Modern heat treat process modeling and intensive quenching practices have shown that the relationship between the probability of part cracking and rate of quench cooling is a bell curve.

Modern heat treat process modeling and intensive quenching practices have shown that the relationship between the probability of part cracking and rate of quench cooling is a bell curve.  While it is true at very low cooling rates, such as gas quenching and molten salt quenching, there is a very low probability of part cracking, we also now know that at very high cooling rates which are uniformly applied to the part shell from the very beginning of the quench, the probability of part cracking is also very low.   The key is to eliminate the non-uniformity part cooling caused by film boiling at the very beginning of the quench process.

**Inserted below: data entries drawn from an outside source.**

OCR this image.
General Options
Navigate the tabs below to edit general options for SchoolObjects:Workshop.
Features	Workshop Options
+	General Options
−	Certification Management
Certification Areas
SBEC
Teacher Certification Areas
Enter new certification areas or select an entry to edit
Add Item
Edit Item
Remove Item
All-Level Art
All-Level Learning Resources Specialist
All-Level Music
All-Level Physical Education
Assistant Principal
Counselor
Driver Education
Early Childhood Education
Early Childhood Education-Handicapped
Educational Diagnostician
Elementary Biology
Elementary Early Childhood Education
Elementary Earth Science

The benefit of “uniform + intensive” quench cooling is predictable part distortion and optimal grain refinement for a given alloy of steel.  In addition, intensive quench cooling develops “current” compressive surface stresses that hold the part like a die.  Even after tempering, high residual compressive surface stresses remain when designed into the part with the proper material alloy selection and the proper uniform and intensive quench process make for better parts at a total lower cost.   An added benefit is the elimination of the oil quenchants for increased safety, decreased environmental impact and cleaner parts without washing.

CONCLUSION:        

As heat treaters today, we must find the optimal processes and apply them in the best available equipment that eliminates the pains of heat treating from distortion and non-uniform properties for not only our customers, but our customers’ customer.  Obviously, we heat treaters cannot do this in a vacuum.  (Pun intended!)  Heat treating is integral and crosscutting with many different process technologies in the part making value stream.

For the heat treating industry to achieve the goals set forth for us so long ago, we must collaborate with all the other members in the part making value chain to optimize the heat treating processes we have always used and in some cases find new ways.  The simple fact is everyone at each step of part design and manufacture must collaborate to eliminate waste for the benefit of all in the lean value stream.  The order of processing is also very important.  To get it all right, the part making value map cannot be done from the individual silos of expertise.

Therefore, the selection of the optimal heat treatment process for a better part at a lower overall cost of manufacture is only enabled by a collaboration of the part designers, material makers and manufacturing engineers all working with their heat treater.